Effect of Fe3O4 nanoparticles and iron chelate on the antioxidant capacity and nutritional value of soil-cultivated maize (Zea mays) plants
Mahboobeh Jalali A , Faezeh Ghanati B D and Ali Mohammad Modarres-Sanavi C
+ Author Affiliations
- Author Affiliations
A Department of Soil Science, Faculty of Agriculture, Tarbiat Modares University, POB 14115-336, Tehran, Iran.
B Department of Plant Biology, Faculty of Biological Science, Tarbiat Modares University, POB 14115-154, Tehran, Iran.
C Department of Agronomy, Faculty of Agriculture, Tarbiat Modares University, POB 14115-336, Tehran, Iran.
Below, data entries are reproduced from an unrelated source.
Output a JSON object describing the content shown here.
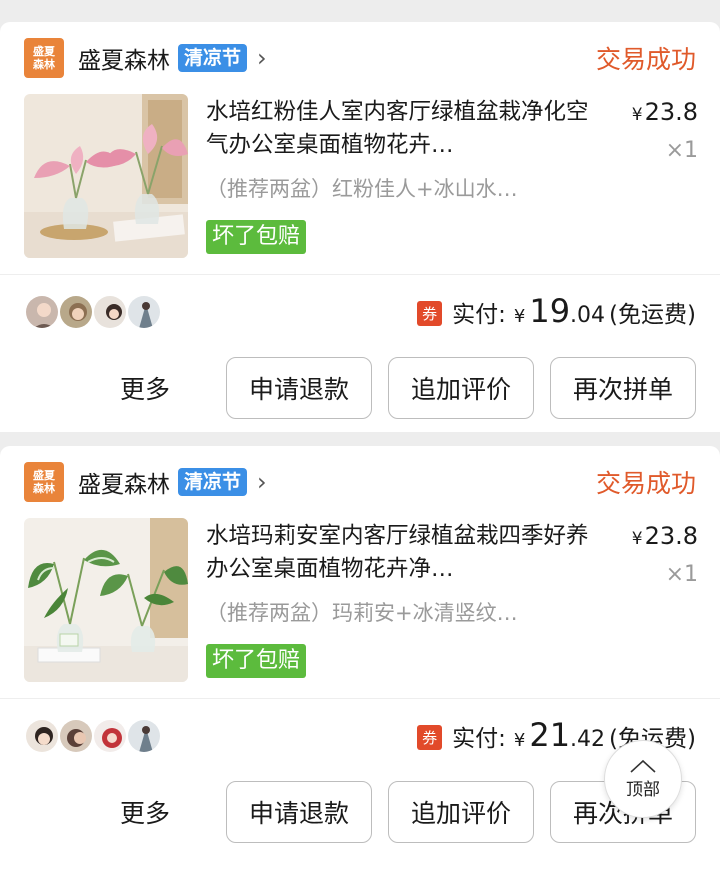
{
  "orders": [
    {
      "shop": {
        "logo_line1": "盛夏",
        "logo_line2": "森林",
        "name": "盛夏森林",
        "badge": "清凉节",
        "chevron": "›"
      },
      "status": "交易成功",
      "product": {
        "title": "水培红粉佳人室内客厅绿植盆栽净化空气办公室桌面植物花卉…",
        "spec": "（推荐两盆）红粉佳人+冰山水…",
        "price_symbol": "¥",
        "price": "23.8",
        "qty": "×1",
        "guarantee": "坏了包赔"
      },
      "avatar_icons": [
        "avatar-icon",
        "avatar-icon",
        "avatar-icon",
        "avatar-icon"
      ],
      "paid": {
        "coupon": "券",
        "label": "实付:",
        "symbol": "¥",
        "int": "19",
        "dec": ".04",
        "note": "(免运费)"
      },
      "actions": {
        "more": "更多",
        "refund": "申请退款",
        "review": "追加评价",
        "reorder": "再次拼单"
      }
    },
    {
      "shop": {
        "logo_line1": "盛夏",
        "logo_line2": "森林",
        "name": "盛夏森林",
        "badge": "清凉节",
        "chevron": "›"
      },
      "status": "交易成功",
      "product": {
        "title": "水培玛莉安室内客厅绿植盆栽四季好养办公室桌面植物花卉净…",
        "spec": "（推荐两盆）玛莉安+冰清竖纹…",
        "price_symbol": "¥",
        "price": "23.8",
        "qty": "×1",
        "guarantee": "坏了包赔"
      },
      "avatar_icons": [
        "avatar-icon",
        "avatar-icon",
        "avatar-icon",
        "avatar-icon"
      ],
      "paid": {
        "coupon": "券",
        "label": "实付:",
        "symbol": "¥",
        "int": "21",
        "dec": ".42",
        "note": "(免运费)"
      },
      "actions": {
        "more": "更多",
        "refund": "申请退款",
        "review": "追加评价",
        "reorder": "再次拼单"
      }
    }
  ],
  "back_to_top": {
    "label": "顶部",
    "icon": "arrow-up-icon"
  },
  "colors": {
    "status": "#e05a2b",
    "badge": "#3b8fe6",
    "guarantee": "#5cbb3d",
    "coupon": "#e24a2a",
    "logo": "#e9843a"
  }
}
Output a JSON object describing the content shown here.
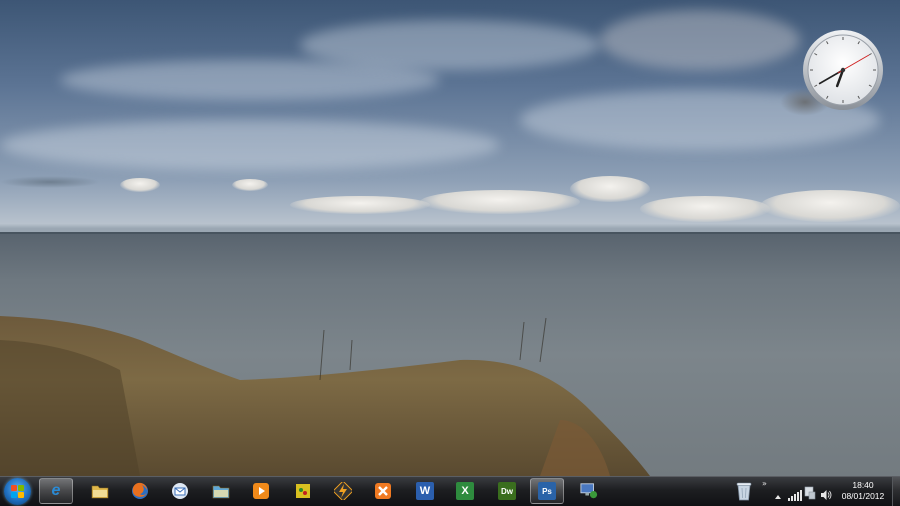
{
  "taskbar": {
    "start_icon": "windows-orb-icon",
    "pinned": [
      {
        "name": "internet-explorer",
        "icon": "e",
        "color": "#2a8bd6"
      },
      {
        "name": "windows-explorer",
        "icon": "folder-icon",
        "color": "#e0b84b"
      },
      {
        "name": "firefox",
        "icon": "firefox-icon",
        "color": "#e8701e"
      },
      {
        "name": "thunderbird",
        "icon": "thunderbird-icon",
        "color": "#3b6fb8"
      },
      {
        "name": "file-manager",
        "icon": "folder-icon",
        "color": "#5fa8d8"
      },
      {
        "name": "media-player",
        "icon": "play-icon",
        "color": "#f08a1a"
      },
      {
        "name": "notes",
        "icon": "notes-icon",
        "color": "#d8c020"
      },
      {
        "name": "winamp",
        "icon": "bolt-icon",
        "color": "#f0a020"
      },
      {
        "name": "xampp",
        "icon": "xampp-icon",
        "color": "#f07a22"
      },
      {
        "name": "word",
        "icon": "W",
        "color": "#2b5fae"
      },
      {
        "name": "excel",
        "icon": "X",
        "color": "#2e8b3e"
      },
      {
        "name": "dreamweaver",
        "icon": "Dw",
        "color": "#3a6e1e"
      },
      {
        "name": "photoshop",
        "icon": "Ps",
        "color": "#2a63a8"
      },
      {
        "name": "remote-desktop",
        "icon": "monitor-icon",
        "color": "#4a78c0"
      }
    ]
  },
  "tray": {
    "recycle_icon": "recycle-bin-icon",
    "expand_icon": "chevron-up-icon",
    "time": "18:40",
    "date": "08/01/2012"
  },
  "clock_gadget": {
    "hour": 6,
    "minute": 40
  },
  "colors": {
    "taskbar": "#1d1e21",
    "clock_face": "#f4f5f6",
    "second_hand": "#d02020"
  }
}
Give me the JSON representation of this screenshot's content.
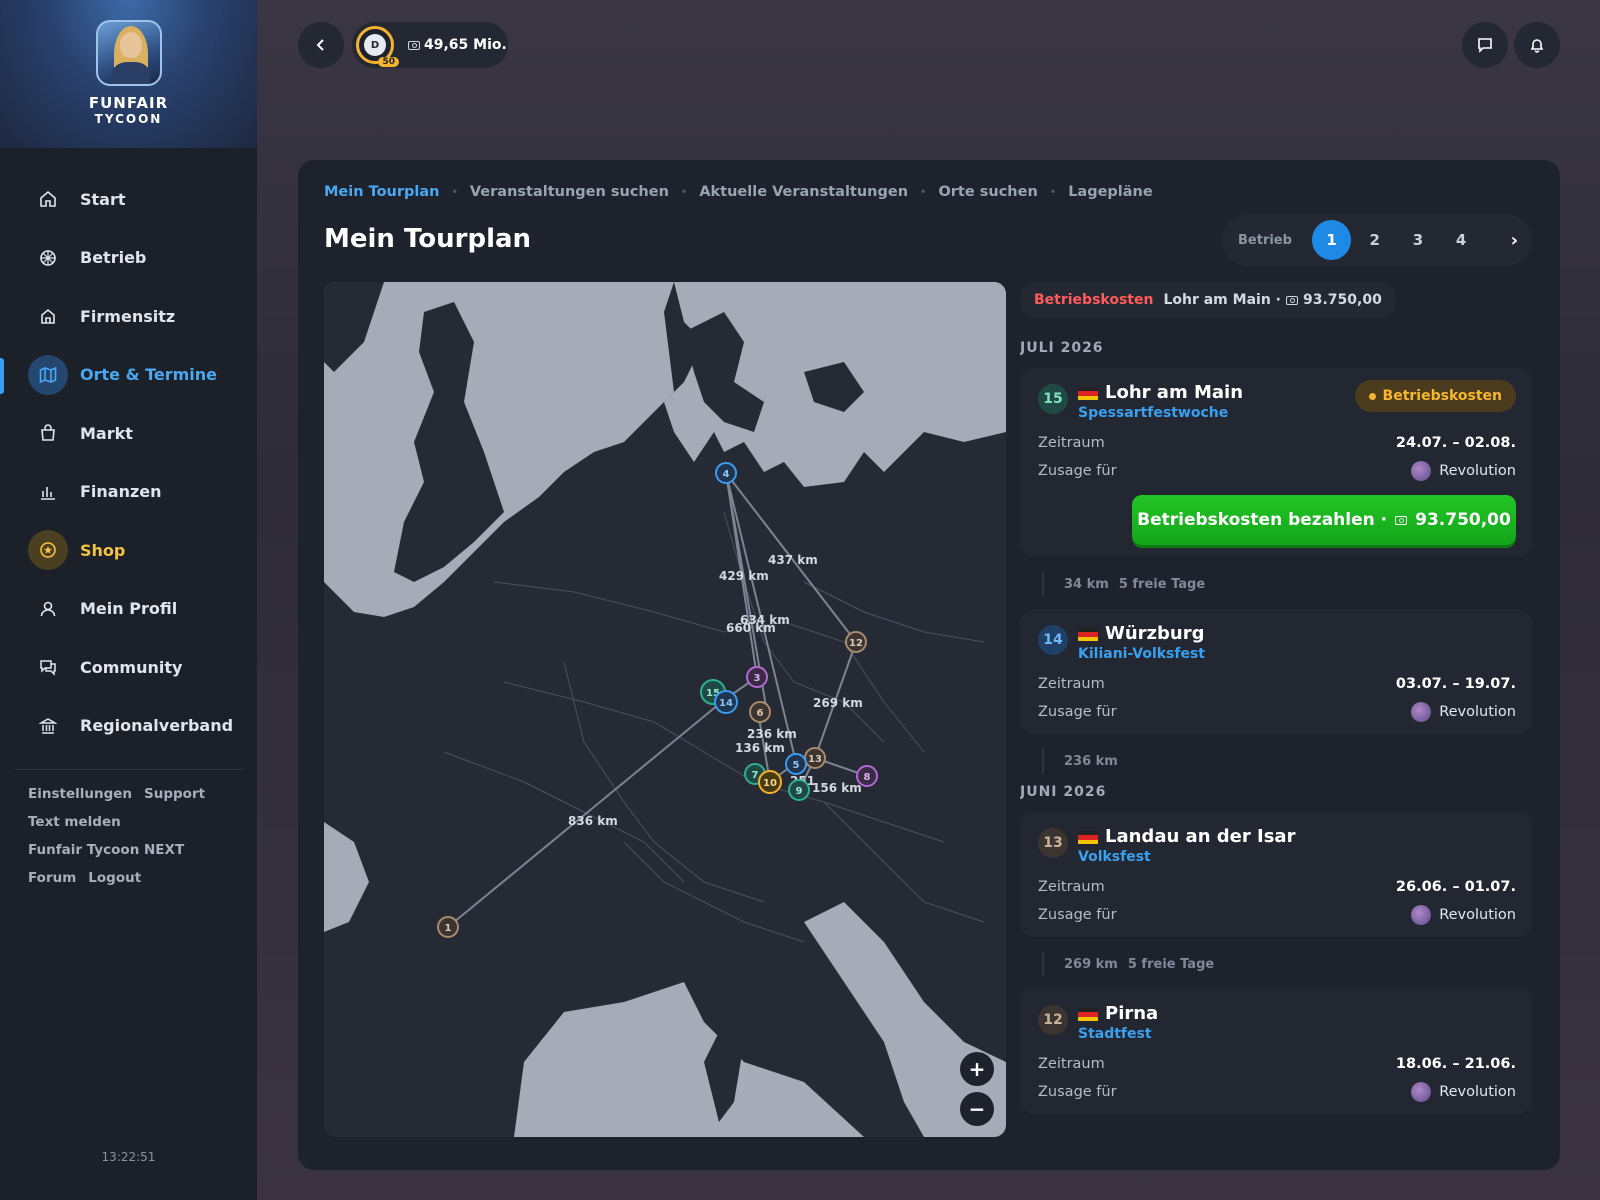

D Corresponding author. Email: ghangia@modares.ac.ir
Crop and Pasture Science 67(6) 621-628 https://doi.org/10.1071/CP15271
Submitted: 20 August 2015 Accepted: 27 January 2016 Published: 28 June 2016
Abstract
Iron (Fe) deficiency is frequently encountered on calcareous soils and is usually overcome by application of Fe fertilisers. In the present study, maize plants (Zea mays L. cv. Merit) grown in calcareous soil were foliar-sprayed with or without 100 µg Fe g–1 in the forms of Fe3O4 nanoparticles (NPs) and ethylene diamine-N,N-bis(2-hydroxyphenylacetic acid) Fe sodium complex (Fe-EDDHA), at different growth stages. Uptake and translocation of Fe within the plant were monitored by atomic absorption spectroscopy, vibrating sample magnetometer, dynamic light scattering and transmission electron microscopy, and physiological parameters were evaluated. Iron treatments improved maize photosynthesis and hydrogen peroxide and superoxide anion scavenging capacity and lowered the rate of membrane lipid peroxidation. Iron treatment also accelerated vegetative growth and caused earlier entrance to the generative phase. Differences between ameliorative effects of Fe-EDDHA and Fe3O4 NPs were particularly noticeable in the generative growth phase. Improvement of calcium, Fe2+, total Fe, and ferritin contents were more pronounced in Fe3O4 NPs treatments (164%, 200%, 300%, and 200% of the control, respectively). Improved growth of maize treated with Fe3O4 NPs can be attributed, at least in part, to the increase in ferritin and its critical role in maintenance of Fe homeostasis and balance of the plant redox system.
Additional keywords: antioxidant capacity, iron chelate, iron deficiency, iron nanoparticles, reactive oxygen species.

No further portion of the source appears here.